Cafeína y alcohol

Los especialistas siempre hacen énfasis en los daños que pueden causar el alcohol, la cafeína y productos relacionados, pero las madres siguen consumiéndolos. Se ha demostrado que estas sustancias pueden traspasar la placenta y causar efectos negativos como  alterar el sueño del bebé, la frecuencia cardiaca, y la presión arterial.

La cafeína no solo está presente en el café, sino en otros productos como el té, el chocolate, y los refrescos oscuros. La cantidad máxima de esta sustancia que puede ingerir una mujer embarazada son 200 miligramos al día.

Alimentos ricos en mercurio                

El mercurio es responsable de causar enfermedades y mal formaciones en el feto.  Este mineral es altamente tóxico y se encuentra presente en varias especies de pescado, por ello, aunque el pescado es recomendado como uno de los alimentos más sanos, debemos evaluar cuál es la especie a consumir.

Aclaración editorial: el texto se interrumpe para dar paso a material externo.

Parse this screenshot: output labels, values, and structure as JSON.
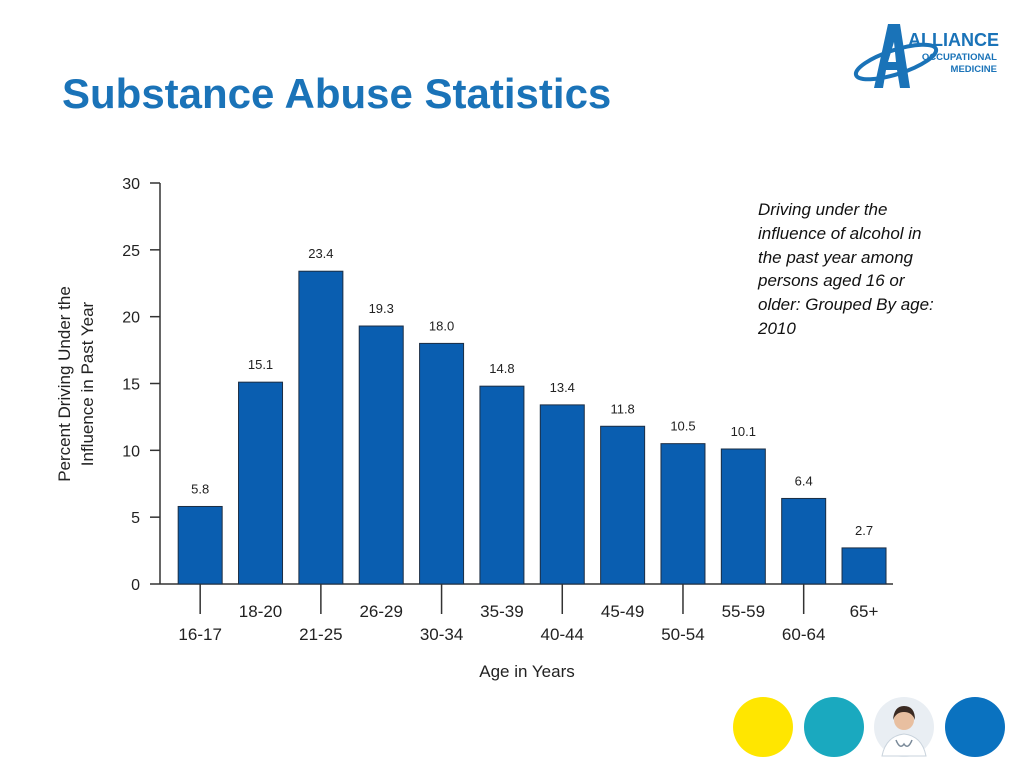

Las especies más ricas en mercurio son al atún rojo, el pez espada, el tiburón, y el lucio. De acuerdo a los especialistas, en caso de consumir alguna de estas especies, debe hacerse en una pequeña porción una vez a la semana.

Productos no pasteurizados

Los alimentos no pasteurizados como la leche, y sus derivados como el queso, pueden contener bacterias que afectarán no solo al bebé, sino también a la madre, de modo que está prohibido su consumo aún en porciones pequeñas. La bacteria más conocida que puede causar efectos negativos sobre la salud, se llama Listeria.

Comida cruda o poco cocida

Aunque se cree que la toxoplasmosis es una enfermedad causada por el contacto con animales como perros o gatos, cuyo peligro de aparición aumenta durante el embarazo, hemos de recordar que el consumo de alimentos crudos o poco cocidos, también pueden causar esta enfermedad, por lo que no se recomienda consumir productos de este tipo.

Las carnes rojas, aves, pescados y otros alimentos pueden contener este parásito, que se elimina mediante el proceso de exposición al calor, de modo que si los alimentos no están bien cocidos, existe el riesgo de que aparezca la enfermedad.

Además de estos alimentos, se debe fomentar la higiene en la cocina y los cuidados para manipular alimentos, sin riesgo de aparición de bacterias y otros agentes patógenos.